まつりはいつものように腕組して相手を見下ろすスタイルで、
「RUNちゃんだからって、容赦しないわよ」
ランちゃんも上目遣いで対抗する。
「ウチかて、本気や。史紘くんのためやねん」
「達矢ぁ!」
呼ばれた。
俺はサササとまつりの側に寄る。
「何すか、まつり様」
「戦争を申し込まれた」
「そうですか。それでは、俺はこれで……」
俺は逃げようとしたが……。
「待てぇい」
ガシッと肩を掴まれる。指が、肩に、食い込んでる。痛いくらいに。
「…………なんすか」
観念することにした。言うとおりにまつりのそばに侍る。
「それで、RUNちゃん……勝敗のルールを決めて良いわよ。正直、チヤホヤされて育ったアイドル女なんかには負けないわ」
会った時と百八十度、態度が変わってるな、なんか。最初はRUNちゃん大好きオーラ全開だったのに、それが今、この瞬間は憎しみに変わってしまっているようだ。色々と極端過ぎなんだよな、こいつは。これは明らかに短所だと思う。
「賭けるのはフミーンでいいだろ」
「ええよ。もちろん」
と、その時!
「その勝負、私があずかるわ」
仕切りに定評のある級長が登場した。教室内の人々が一斉に志夏の方に振り向く。
学校内で勝負ごとがあると駆けつける感じだよな、級長は。俺もまつりとの勝負の時にお世話になった。

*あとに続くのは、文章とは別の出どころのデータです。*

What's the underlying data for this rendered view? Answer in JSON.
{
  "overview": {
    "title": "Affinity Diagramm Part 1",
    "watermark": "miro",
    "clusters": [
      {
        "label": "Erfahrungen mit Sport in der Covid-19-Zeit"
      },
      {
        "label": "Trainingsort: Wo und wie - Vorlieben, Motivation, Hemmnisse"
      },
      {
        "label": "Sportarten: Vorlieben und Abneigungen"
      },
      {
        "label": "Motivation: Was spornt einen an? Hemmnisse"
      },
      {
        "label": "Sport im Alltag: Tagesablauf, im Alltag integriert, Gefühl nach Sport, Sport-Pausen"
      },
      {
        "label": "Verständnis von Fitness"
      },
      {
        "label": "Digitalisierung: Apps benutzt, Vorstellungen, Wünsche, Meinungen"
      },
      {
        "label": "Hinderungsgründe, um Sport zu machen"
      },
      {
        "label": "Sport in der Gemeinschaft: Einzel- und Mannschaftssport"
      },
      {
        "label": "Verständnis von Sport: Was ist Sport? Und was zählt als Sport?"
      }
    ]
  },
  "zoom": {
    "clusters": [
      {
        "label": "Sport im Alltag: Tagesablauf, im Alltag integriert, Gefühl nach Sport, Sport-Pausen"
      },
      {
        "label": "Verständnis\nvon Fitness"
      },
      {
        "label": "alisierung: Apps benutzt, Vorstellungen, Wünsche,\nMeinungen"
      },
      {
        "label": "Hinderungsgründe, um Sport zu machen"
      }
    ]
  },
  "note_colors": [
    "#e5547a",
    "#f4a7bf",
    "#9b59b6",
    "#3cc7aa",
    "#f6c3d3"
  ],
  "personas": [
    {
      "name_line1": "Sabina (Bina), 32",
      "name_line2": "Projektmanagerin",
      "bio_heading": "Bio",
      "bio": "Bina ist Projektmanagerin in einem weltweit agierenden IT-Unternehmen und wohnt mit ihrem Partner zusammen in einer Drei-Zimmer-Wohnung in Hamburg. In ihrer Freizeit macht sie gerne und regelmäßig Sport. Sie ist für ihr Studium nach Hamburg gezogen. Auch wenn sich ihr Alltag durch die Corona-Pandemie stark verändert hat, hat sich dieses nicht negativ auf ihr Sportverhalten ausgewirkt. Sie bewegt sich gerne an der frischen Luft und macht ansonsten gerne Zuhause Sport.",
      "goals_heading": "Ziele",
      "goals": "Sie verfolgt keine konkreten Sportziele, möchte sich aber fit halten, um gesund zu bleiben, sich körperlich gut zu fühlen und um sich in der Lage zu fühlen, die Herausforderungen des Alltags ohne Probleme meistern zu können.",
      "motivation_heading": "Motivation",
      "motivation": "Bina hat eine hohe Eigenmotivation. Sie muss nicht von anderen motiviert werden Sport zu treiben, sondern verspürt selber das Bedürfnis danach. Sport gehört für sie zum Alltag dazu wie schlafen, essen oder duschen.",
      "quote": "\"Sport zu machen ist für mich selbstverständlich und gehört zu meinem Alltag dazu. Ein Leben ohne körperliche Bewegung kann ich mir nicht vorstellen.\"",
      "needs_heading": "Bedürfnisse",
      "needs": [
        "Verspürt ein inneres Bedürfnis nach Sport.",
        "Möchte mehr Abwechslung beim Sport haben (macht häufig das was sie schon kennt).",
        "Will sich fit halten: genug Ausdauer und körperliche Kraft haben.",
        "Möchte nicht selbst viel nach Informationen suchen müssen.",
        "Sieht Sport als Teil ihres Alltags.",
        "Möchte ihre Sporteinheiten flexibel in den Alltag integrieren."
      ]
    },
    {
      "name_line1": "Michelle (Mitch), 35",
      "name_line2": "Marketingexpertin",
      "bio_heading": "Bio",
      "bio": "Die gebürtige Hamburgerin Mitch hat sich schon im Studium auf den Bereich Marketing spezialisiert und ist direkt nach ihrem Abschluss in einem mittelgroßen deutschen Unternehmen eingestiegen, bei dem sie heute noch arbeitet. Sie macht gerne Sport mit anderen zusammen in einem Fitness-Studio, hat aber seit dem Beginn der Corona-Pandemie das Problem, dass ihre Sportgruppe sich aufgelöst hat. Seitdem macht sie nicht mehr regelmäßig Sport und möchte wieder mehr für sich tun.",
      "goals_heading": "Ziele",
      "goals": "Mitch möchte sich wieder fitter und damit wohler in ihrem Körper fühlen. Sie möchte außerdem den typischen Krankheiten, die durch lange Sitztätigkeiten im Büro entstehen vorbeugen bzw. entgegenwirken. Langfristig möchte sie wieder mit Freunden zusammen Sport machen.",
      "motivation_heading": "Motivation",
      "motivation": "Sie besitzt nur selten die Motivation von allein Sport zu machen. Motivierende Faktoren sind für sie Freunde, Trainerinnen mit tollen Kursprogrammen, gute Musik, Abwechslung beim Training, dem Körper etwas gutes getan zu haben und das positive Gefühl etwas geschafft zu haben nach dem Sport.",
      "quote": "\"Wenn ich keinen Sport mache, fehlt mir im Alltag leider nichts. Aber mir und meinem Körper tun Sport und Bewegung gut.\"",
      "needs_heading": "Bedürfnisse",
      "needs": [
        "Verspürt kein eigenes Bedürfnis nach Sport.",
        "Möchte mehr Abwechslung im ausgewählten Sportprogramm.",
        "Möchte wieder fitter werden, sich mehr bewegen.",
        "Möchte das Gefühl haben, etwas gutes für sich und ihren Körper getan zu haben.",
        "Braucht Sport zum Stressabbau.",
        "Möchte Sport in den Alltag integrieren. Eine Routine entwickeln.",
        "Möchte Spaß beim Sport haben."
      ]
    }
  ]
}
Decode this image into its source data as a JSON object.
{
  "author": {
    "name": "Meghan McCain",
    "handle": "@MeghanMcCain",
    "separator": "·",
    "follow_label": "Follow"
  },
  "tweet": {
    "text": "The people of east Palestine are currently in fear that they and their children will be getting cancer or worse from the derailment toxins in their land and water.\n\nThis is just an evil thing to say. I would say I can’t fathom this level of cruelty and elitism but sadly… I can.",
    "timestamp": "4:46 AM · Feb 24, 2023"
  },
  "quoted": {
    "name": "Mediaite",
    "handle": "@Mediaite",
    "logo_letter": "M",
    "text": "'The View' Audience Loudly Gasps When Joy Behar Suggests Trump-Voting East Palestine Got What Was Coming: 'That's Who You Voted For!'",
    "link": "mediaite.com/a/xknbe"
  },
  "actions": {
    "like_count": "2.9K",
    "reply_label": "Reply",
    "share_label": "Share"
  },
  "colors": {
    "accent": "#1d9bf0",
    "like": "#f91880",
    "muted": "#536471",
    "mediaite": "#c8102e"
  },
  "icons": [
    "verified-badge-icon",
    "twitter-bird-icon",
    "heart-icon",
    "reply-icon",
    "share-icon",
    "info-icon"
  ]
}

「何、志夏。また坂道競争とでも言うの? この間やったばかりだからつまんないよ」
「いいえ、そんなことはしないわ。今回は、もっとハデにかましましょう」
「ハデに……?」ランちゃん。
「ええ。折角、我が校きっての悪の大スターである上井草さんと、国民的アイドルであるRUNちゃんが居るんだもの。一大イベントにすべきよ!」
「一大イベント……?」と俺。
「そう、つまり……人気取り合戦!」
明らかにランちゃん有利な気がするのは気のせいだろうか……。
「つまり、文字通り、合戦。戦争よ!」
「えっとルールは?」
「愚問ね、達矢くん。ルール無用! それが戦争!」
いや、一応戦争にもルールくらいはあると思うんだがなぁ……。
「今まで空席になっていたポストがあるんだけど、そこを競ってもらおうと思うの」
空席になっていたポスト?
「そう、生徒会の副会長!」
「新参のウチが、いきなり、そんなんに選ばれてもうてええのん?」
「だから勝負になるんじゃないの。最古参であり風紀委員という実績もある上井草さんに対抗するのが、国民的アイドルのRUNちゃん! 燃える! 燃える展開だわぁぁあ!」
相変わらず、志夏さんのキャラがよくわからん。
俺は手を挙げて、
「あの、勝負にならない気がするんだが……」
「さぁ、どうかしら。それは、やってみなければわからないわよ。どう? 二人とも、やる?」
「「やるっ!」」
同時に言った。
こうして、この学校は、まつり派とRUN派が争う時代へと突入した。
自分の席でぐったりしている風間史紘の意思とは関係なく……。